Prosecutors told the ABC their biggest challenge to combating these methods was the rules of evidence of the court, in particular the onus of proof.

Currently, prosecutors have to be able to show the court it was actually the perpetrator who hit ‘Enter’ on a harassing message.

The same goes for drones. Prosecutors have to be able to prove the perpetrator was flying the drone at the time.

NSW Police Assistant Commissioner Mark Jones said many of the examples could be covered by existing trespass or stalking laws and encouraged people with suspicions to make a report.

He said tracking software and spyware were a particular problem, but he conceded the existing legislation did have limitations.

“A lot of these laws were written prior to surveillance devices being as prevalent as they are now and certainly prior to some of the social networking apps,” he said.

“It’s [a] very hard crime for the police to investigate and certainly to obtain sufficient evidence.

“If legislation was to change, that reverses onus, for example, that may well be a positive means for police.”

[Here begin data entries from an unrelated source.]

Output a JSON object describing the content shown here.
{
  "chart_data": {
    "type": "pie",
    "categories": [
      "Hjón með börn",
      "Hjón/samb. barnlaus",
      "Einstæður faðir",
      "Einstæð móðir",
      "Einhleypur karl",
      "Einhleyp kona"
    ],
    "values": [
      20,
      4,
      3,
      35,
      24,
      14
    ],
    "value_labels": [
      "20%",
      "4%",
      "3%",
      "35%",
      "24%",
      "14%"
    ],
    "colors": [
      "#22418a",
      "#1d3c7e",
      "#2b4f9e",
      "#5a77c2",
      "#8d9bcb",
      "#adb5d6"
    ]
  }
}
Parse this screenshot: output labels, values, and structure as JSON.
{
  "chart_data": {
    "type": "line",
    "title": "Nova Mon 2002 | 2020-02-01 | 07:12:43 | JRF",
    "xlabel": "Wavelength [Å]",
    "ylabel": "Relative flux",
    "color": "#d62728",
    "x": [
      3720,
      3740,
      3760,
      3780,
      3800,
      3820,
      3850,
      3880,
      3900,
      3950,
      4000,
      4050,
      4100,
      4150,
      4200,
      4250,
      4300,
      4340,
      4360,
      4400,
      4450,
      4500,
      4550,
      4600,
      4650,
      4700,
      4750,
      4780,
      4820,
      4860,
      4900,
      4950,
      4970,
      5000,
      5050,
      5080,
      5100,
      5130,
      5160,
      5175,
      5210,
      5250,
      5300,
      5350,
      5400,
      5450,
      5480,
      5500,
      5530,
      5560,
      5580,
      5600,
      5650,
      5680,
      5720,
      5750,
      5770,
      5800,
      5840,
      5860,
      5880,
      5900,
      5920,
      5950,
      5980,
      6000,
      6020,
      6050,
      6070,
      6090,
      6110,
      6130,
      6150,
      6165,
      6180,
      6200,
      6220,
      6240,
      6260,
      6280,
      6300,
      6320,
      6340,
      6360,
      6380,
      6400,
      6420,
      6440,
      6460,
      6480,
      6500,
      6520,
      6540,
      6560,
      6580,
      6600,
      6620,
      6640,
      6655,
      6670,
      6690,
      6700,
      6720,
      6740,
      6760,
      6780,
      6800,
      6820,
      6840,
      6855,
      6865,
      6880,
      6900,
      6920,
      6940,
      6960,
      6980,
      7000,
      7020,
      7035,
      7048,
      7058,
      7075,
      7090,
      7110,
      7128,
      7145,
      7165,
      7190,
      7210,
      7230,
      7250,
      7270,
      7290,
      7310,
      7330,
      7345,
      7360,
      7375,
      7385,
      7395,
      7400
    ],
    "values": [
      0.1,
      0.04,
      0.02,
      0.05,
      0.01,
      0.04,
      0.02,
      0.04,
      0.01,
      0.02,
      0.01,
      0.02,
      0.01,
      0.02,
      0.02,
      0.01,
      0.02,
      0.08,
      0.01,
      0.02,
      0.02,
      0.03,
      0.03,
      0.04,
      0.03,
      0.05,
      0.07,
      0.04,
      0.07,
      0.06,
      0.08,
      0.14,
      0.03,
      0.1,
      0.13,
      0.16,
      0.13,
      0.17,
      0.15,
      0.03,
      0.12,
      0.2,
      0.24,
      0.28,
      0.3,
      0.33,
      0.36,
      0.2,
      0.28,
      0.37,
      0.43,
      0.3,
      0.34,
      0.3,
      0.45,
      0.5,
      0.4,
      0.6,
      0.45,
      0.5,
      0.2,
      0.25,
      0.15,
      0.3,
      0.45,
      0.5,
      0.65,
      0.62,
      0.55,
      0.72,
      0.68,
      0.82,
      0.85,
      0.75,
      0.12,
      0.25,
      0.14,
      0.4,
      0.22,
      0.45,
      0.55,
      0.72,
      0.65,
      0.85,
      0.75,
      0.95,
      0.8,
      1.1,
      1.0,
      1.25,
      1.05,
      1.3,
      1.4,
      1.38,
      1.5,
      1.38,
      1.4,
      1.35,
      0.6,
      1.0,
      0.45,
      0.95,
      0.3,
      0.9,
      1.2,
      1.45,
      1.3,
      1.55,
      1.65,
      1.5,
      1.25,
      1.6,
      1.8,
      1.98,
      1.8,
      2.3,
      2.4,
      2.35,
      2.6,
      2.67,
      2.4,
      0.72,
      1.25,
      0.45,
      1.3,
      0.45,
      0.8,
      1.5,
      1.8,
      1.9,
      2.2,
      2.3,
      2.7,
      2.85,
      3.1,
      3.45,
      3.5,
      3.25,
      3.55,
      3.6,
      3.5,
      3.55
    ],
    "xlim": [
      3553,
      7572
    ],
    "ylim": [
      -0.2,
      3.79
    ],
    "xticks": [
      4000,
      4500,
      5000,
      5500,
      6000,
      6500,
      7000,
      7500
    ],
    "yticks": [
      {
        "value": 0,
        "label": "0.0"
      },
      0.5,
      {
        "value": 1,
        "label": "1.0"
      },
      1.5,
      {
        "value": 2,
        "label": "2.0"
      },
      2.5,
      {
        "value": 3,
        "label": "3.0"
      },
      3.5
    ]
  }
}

Police also find it difficult to get timely help from social media companies to help track down perpetrators.

Kim said Facebook was now explicitly mentioned in her ADVO and she would like to see drones included too.

“It’s very easy to become frustrated with the police, but it’s important for us to understand the police can only enforce the laws as they are,” she
said.

“The laws need to be changing with the times because these men at the moment, they’re ahead.”

Commissioner Inman Grant believes the technology industry does have a role to play.

“If we’re really going to get ahead of the safety issues, the technology industry has to take a more active role in investing and innovating in safety on their platforms and that means doing the risk assessments upfront and building safety protections into their product and service development processes,” she said.

Technology both captor and saviour

Advocates said it was important for women to be aware: delete shared apps, cloud devices and even leave the phone behind.

The eSafety Commissioner has a special eSafety women’s site and will soon launch an online training portal for workers.

Ms Inman Grant said the site’s focus was on prevention and using technology appropriately in safe places, while acknowledging that for others it can be a lifeline.

“Technology-facilitated abuse is really abuse and its impact can be really devastating really, really damaging,” she said.

For Kim, technology has been both a captor and a saviour. But overall, she is hopeful.

“It is the single best decision I ever made to leave him and the transformation is in my children,” she said.

Ms Davis’ advice is for anyone with suspicions to get help either from a domestic violence service or a tech-savvy friend.

“I think that if anyone is fearful that their technology has been tampered with, then they need to trust their gut,” she said.